Time as an Element: Time Heals All Things

"Time Heals All Things" -- wood, sand, acrylic, miscellaneous
Original ideas
     For our third project in Art III, we had only one guideline: incorporate time as an element. Inspired by someone else's use of butterflies, my first idea combined chromatography and metal working to create a butterfly sculpture. The wings would be filter paper with marker, and over time water would marble the colors. I also thought of making a giant hourglass and gluing random knick-knacks and whatnot to the bottom, so as time passed the sand would cover them as if they'd been erased by time. In thinking about this principle, I stumbled on my final idea. Time can erase memories in a negative sense, but the passage of time is also very healing. As time goes on, our anger, pain, and loss are soothed, glossed over, and forgotten. Including an interactive and meditative aspect in my project would allow each person to make it his own and hopefully gain something from the experience.
Staining the frame
Nailing the frame together
     In designing this piece, I had to come from an unusual direction. Normally the focus in creating art is making it as visually appealing as possible; this time, I had to look at it from an engineering angle. I wanted people to be able to write in the sand and have their pictures and images washed away, but this meant that I had to have a source of the water and a way for it to run off. The containers had to be waterproof, but also have an aesthetic element. After some planning, I decided on a design that had a box frame with mesh on the bottom to drain the water placed above a 9x9 cake pan which would hold the water. I would then attach a fountain and nail holes in a piece of plastic tubing to disperse the water over the width of the box. I balanced the frame at an angle to the cake pan so the water would drain downhill. 

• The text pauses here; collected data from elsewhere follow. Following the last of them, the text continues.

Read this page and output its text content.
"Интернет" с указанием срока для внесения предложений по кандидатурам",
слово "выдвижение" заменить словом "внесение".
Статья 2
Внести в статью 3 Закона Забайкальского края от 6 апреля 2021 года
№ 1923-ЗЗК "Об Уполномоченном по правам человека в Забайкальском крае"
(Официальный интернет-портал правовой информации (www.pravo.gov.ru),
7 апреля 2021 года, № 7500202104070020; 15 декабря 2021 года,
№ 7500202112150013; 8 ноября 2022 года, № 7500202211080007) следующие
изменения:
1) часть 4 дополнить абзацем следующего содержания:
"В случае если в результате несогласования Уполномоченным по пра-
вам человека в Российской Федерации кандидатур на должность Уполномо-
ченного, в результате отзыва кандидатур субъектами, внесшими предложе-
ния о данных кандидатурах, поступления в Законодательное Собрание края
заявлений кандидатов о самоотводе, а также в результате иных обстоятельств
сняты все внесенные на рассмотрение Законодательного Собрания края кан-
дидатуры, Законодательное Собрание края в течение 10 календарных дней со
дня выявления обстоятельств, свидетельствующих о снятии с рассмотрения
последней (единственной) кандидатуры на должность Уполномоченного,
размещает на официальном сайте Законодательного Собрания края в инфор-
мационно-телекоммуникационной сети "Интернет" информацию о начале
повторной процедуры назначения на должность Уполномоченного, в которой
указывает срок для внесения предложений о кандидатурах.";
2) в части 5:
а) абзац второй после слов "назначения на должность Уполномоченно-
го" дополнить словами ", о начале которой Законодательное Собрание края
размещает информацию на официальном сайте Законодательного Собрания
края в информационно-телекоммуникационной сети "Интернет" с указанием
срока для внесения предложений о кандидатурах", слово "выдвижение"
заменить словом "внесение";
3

"You may delay, but time will not"
 -- Ben Franklin
Assembly
     To make the frame more visually appealing, I painted three quotes on the sides: "Time heals all," "'Time takes all, whether you want it to or not' -- Stephen King," and "'You may delay, but time will not' -- Ben Franklin" in white acrylic paint and then stained over the whole thing. Because acrylic paint is water based and the wood stain I used was oil based, the white paint shone through the dark stain to reveal the words. In total materials, I used: four 9-inch-long pieces of wood, nails (and a hammer), staples (and a staple gun), plastic mesh, Weldbond glue, dark walnut stain, white acrylic paint, sand from a baseball field and a volleyball court, PVC pipe, two widths of plastic tubing, a 9x9 cake pan, duct tape, black spray paint, black acrylic paint, black rubber spray paint, foam board, packing tape, a water pump, and water. After all the effort I put into making this project, my original idea failed. The grain of the mesh wasn't fine enough to hold sand the right size; the sand I ended up using was too big to be moved by the water. To salvage the principles I was trying to portray, I turned to water color. Instead of moving the sand itself, I encourage people to paint on top of it. The water eventually would wash it away. This failure demonstrates the risks I took in making "Time Heals All Things." Starting this project, I was creating something that had never been tried before. I had to be innovative with my materials, taking multiple trips to hardware, grocery, and craft stores to find the perfect fountain or cake pan. I had to redo things several times -- spray painting things made them sticky, and nailing holes in plastic didn't work as well as using an Xacto knife. After much trial and error, my final project emerged. And it worked!